A favorable view on income and inflation.
The April report on personal income and personal consumption expenditures (PCE) showed strong income gains (up by 0.8 percent, well above expectations), but some slowing in consumer spending (up by 0.2 percent, as expected). The key inflation figures were unambiguously very positive, with the overall price index for PCE and the core PCE (removing the volatile food and energy components) both up by only 0.1 percent for April – slow gains but up a tad from the prior month’s unchanged readings. The 12-month trend rates, however, slipped a bit to 2.1 percent for the overall PCE and 2.5 percent for the core. While these are both still slightly above the Fed’s 2.0 percent long-term goal, they are closer.
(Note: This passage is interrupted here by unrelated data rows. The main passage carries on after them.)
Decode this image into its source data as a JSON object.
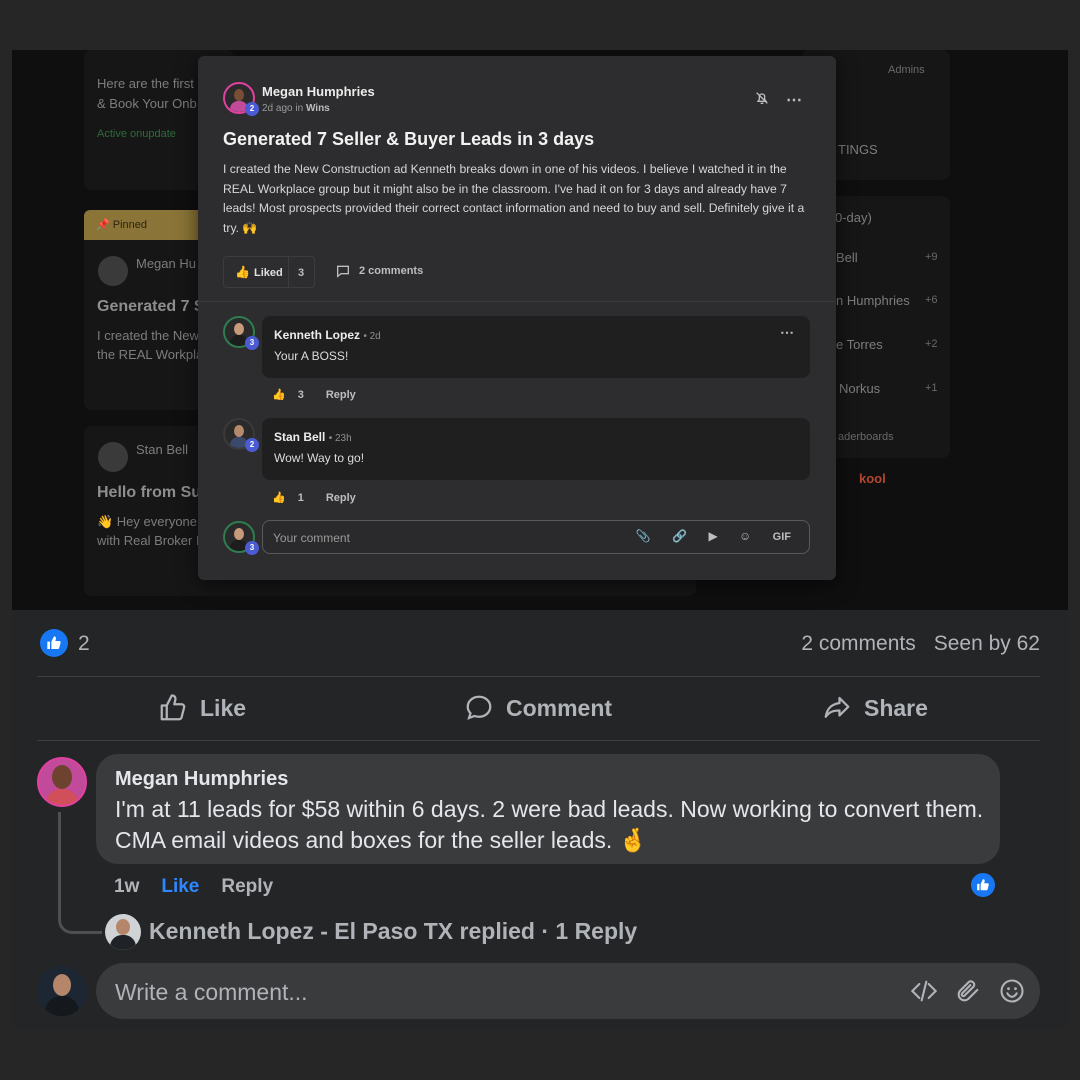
{
  "background_page": {
    "card1_line1": "Here are the first",
    "card1_line2": "& Book Your Onb",
    "card1_link": "Active onupdate",
    "pinned_label": "Pinned",
    "pinned_author": "Megan Hu",
    "pinned_title": "Generated 7 S",
    "pinned_line1": "I created the New",
    "pinned_line2": "the REAL Workpla",
    "post3_author": "Stan Bell",
    "post3_title": "Hello from Su",
    "post3_line1": "👋 Hey everyone,",
    "post3_line2": "with Real Broker L",
    "right_tab": "Admins",
    "right_settings": "TINGS",
    "right_leaderboard_title": "0-day)",
    "right_rows": [
      {
        "name": "Bell",
        "points": "+9"
      },
      {
        "name": "n Humphries",
        "points": "+6"
      },
      {
        "name": "e Torres",
        "points": "+2"
      },
      {
        "name": "Norkus",
        "points": "+1"
      }
    ],
    "right_link": "aderboards",
    "kool": "kool"
  },
  "modal": {
    "author": "Megan Humphries",
    "author_level": "2",
    "meta_time": "2d ago in",
    "meta_category": "Wins",
    "title": "Generated 7 Seller & Buyer Leads in 3 days",
    "body": "I created the New Construction ad Kenneth breaks down in one of his videos. I believe I watched it in the REAL Workplace group but it might also be in the classroom. I've had it on for 3 days and already have 7 leads! Most prospects provided their correct contact information and need to buy and sell. Definitely give it a try. 🙌",
    "liked_label": "Liked",
    "liked_count": "3",
    "comments_label": "2 comments",
    "comments": [
      {
        "author": "Kenneth Lopez",
        "time": "• 2d",
        "level": "3",
        "text": "Your A BOSS!",
        "likes": "3",
        "reply": "Reply"
      },
      {
        "author": "Stan Bell",
        "time": "• 23h",
        "level": "2",
        "text": "Wow! Way to go!",
        "likes": "1",
        "reply": "Reply"
      }
    ],
    "input_placeholder": "Your comment",
    "input_level": "3",
    "gif_label": "GIF"
  },
  "facebook": {
    "reaction_count": "2",
    "comments_count": "2 comments",
    "seen_by": "Seen by 62",
    "like_label": "Like",
    "comment_label": "Comment",
    "share_label": "Share",
    "comment": {
      "author": "Megan Humphries",
      "text": "I'm at 11 leads for $58 within 6 days. 2 were bad leads. Now working to convert them. CMA email videos and boxes for the seller leads. 🤞",
      "time": "1w",
      "like": "Like",
      "reply": "Reply"
    },
    "reply_summary": "Kenneth Lopez - El Paso TX replied · 1 Reply",
    "write_placeholder": "Write a comment..."
  },
  "colors": {
    "fb_blue": "#1877f2",
    "fb_link_blue": "#2d88ff",
    "level_badge": "#4a5bd4",
    "pinned": "#8a7437"
  }
}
This was certainly good news, especially for inflation, for April – but these data are mostly pre-tariff. Even for those items for which tariffs were imposed in April, inventories of goods were mostly sold at pre-tariff prices. It is likely that this will be the low point for inflation for a while as tariffs on more goods and services begin to impact prices. The impact will probably be small to begin, as inventories of pre-tariff goods will be run off and many proposed tariff increases have been postponed, but if the Administration is allowed to impose tariffs by the courts (still uncertain at this time), prices will go up in coming months.
The Federal Reserve will certainly be pleased with today’s figures, as it shows slowing inflation and a still growing economy (and solid income gains). But it will wait to make any policy changes until the impact of tariffs is clearer – suggesting that the Fed will keep policy unchanged for a while.